Pausenfüller einer biblischen Betrachtung
Joseph Haydn erzählt uns weiter, wie die sieben langsamen Sätze oder Sonaten, quasi als Pausenfüller einer biblischen Betrachtung im Rahmen der Karfreitagsliturgie in Rosário bei Cadiz zu fungieren hatten.
Nach einem zweckmässigen Vorspiele bestieg der Bischof die Kanzel, sprach eines der sieben Worte aus, und stellt eine Betrachtung darüber an. So wie sie geendigt war, stieg er von der Kanzel herab, und fiel knieend vor dem Altare nieder.
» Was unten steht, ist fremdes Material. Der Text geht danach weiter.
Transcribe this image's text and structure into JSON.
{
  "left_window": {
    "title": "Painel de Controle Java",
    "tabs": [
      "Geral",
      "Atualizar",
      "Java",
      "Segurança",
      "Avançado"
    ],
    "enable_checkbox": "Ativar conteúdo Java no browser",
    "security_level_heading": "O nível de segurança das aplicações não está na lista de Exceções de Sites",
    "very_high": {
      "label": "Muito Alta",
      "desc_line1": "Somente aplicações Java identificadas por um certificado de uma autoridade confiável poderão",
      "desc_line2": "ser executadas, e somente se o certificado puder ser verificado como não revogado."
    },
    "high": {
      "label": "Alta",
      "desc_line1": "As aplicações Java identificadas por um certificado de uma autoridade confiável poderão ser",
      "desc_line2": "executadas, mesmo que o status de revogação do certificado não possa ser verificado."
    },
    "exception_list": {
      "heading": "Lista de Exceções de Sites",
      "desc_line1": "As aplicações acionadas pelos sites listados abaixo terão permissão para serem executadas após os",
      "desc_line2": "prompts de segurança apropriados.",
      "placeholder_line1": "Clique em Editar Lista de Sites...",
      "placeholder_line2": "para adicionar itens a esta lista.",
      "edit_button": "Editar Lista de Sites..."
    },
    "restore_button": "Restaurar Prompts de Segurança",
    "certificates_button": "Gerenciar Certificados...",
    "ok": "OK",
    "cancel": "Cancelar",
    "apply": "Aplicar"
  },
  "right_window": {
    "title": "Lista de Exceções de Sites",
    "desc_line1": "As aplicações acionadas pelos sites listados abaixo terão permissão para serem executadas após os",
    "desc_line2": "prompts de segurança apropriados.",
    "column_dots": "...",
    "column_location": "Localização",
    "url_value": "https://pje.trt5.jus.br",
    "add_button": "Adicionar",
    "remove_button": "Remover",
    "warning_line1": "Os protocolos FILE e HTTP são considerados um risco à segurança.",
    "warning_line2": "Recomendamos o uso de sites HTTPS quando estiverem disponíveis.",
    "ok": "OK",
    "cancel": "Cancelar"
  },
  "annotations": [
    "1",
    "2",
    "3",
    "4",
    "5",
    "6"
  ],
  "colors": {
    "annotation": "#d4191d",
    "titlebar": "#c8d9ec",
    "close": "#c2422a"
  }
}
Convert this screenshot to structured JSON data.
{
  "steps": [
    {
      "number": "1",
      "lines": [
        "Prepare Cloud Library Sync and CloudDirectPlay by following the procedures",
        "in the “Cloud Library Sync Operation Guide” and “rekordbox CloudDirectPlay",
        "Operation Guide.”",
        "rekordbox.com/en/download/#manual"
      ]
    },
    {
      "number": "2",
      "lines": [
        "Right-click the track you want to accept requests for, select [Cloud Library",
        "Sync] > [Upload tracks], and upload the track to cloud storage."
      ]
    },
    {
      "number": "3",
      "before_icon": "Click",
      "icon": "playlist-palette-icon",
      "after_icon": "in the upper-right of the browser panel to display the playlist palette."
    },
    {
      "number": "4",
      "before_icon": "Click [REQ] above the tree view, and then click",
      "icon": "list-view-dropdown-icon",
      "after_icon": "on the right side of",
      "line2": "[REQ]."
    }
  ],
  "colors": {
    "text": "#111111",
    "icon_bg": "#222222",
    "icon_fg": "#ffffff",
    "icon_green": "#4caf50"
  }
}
Diese Pause wurde von der Musik ausgefüllt.
Orchester-Fassung mit Savall
Hören Sie im ersten Teil unseres Audios die Stelle: "Pater dimitte illis quid nesciunt, quid faciunt”, "Vater, vergib ihnen, denn sie wissen nicht, was sie tun”, die Sonata 1, Largo, aus den "Sieben letzten Worten des Erlösers am Kreuze". Es spielt Le Concert des Nations unter der Leitung von Jordi Savall.
Die den Sätzen beigegebenen erklärenden lateinischen Texte waren einerseits so etwas wie die kurze Inhaltsangabe, sie hatte die Stimmung des Satzes zu umreißen und außerdem boten die Texte die direkte Anregung zur jeweiligen Melodielinie der Instrumentalsätze: Die Evangelien-Zeilen wurden also buchstäblich vertont.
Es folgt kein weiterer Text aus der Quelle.